India es un bello país con una cultura extraordinaria. Y uno de sus íconos más notables es el Taj Mahal, el cual es una obra maestra del arte musulmán y el más añorable recuerdo del pasado de una nación. Incluida entre las nuevas siete maravillas del mundo, este palacio es un complejo de edificios construido en la ciudad de Agra, por el emperador  Shah Jahan.  Durante la época de su construcción, India era un poco más tranquila de lo que hoy es (abrirse paso entre motos destartaladas, estrafalarios tuk tuk o rickshaws, carros por todos lados y personas caminando en todo sentido), sin embargo entre el complicado caos de pitos y griterío incesante presente en nueva Delhi se encuentra un precioso tesoro digno de admirar.

El esplendor del legado cultural y arquitectónico del imperio mogol es un imán clave en este viaje maravilloso. Se une el misterio, las maravillas y el calor de un pueblo que es altamente agitado.  Shah Jahan construyó un imponente conjunto que arropa mármol, piezas calizas, años de construcción y esfuerzo y sudor humano importante.

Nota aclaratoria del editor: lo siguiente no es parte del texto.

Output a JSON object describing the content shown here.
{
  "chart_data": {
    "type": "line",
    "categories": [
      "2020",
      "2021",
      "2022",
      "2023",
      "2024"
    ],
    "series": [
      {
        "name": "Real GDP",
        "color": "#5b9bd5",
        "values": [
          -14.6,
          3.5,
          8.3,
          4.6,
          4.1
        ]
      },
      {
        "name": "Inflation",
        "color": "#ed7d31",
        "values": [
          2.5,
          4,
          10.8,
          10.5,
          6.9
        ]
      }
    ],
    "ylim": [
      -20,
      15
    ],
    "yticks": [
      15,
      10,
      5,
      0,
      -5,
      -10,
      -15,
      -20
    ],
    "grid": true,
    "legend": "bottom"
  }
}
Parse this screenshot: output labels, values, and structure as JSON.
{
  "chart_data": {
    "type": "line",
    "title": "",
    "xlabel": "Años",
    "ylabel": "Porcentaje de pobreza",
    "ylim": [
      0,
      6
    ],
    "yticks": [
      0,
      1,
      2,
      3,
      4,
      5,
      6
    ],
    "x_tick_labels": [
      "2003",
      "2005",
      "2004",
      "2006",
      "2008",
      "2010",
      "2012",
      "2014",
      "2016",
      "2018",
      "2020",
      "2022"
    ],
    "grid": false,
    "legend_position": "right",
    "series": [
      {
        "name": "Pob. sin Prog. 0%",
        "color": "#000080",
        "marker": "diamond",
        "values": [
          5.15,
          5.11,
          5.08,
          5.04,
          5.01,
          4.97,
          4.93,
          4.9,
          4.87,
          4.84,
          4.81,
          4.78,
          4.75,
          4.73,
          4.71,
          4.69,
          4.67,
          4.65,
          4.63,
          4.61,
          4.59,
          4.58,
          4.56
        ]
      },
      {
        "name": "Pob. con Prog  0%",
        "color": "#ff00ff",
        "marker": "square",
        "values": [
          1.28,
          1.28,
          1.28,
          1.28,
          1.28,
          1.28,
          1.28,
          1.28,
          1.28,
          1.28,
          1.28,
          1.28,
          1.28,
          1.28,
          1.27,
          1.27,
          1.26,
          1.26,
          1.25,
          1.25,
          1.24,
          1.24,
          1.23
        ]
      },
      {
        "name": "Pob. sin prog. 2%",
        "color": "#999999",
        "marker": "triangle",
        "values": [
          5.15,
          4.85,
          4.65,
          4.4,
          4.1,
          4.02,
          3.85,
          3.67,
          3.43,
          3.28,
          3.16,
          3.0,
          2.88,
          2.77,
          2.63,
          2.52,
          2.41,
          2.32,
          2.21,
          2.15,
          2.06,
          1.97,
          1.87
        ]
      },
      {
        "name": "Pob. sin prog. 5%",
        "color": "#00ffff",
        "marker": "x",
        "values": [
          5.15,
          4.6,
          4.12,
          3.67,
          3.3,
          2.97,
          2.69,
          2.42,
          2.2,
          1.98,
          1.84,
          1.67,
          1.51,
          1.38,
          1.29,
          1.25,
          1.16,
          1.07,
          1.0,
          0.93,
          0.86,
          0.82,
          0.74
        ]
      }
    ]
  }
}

Todo esto con una razón bastante hermosa y sentimental: Un recordatorio en honor de su esposa favorita, Arjumand Bano Begum (o como se conoce como Mumtaz Mahal) la cual falleció en el parto de su decimocuarta hija.

Para mantener viva la esencia de su esposa y que perdurara en el tiempo, el emperador Jahan se valió de grandes ornamentos en las cúpulas, flores de lotos en todo el espacio, arquitectura típica del Islam, muros importantes y de gran detalle (incluso al tacto), arcos maravillosamente distribuidos a lo largo del mausoleo, y la escritura estilizada de versos del Corán como parte de su fe.

 

Tradición que se siente

El hermoso mausoleo responde a tradiciones, arquitectura antigua altamente refinada, evolución humana y de construcción, ya que evolucionó de piedra arenisca roja a mármol blanco con incrustaciones de piedras semipreciosas, y arduo trabajo de artesanos indios, especialmente escultores y canteros. Todo esto con el fin de un emperador de recordar a su amada esposa.

Con esto en mente, es válido que el Taj Mahal emita un fuerte aroma a amor, tradición y esfuerzo.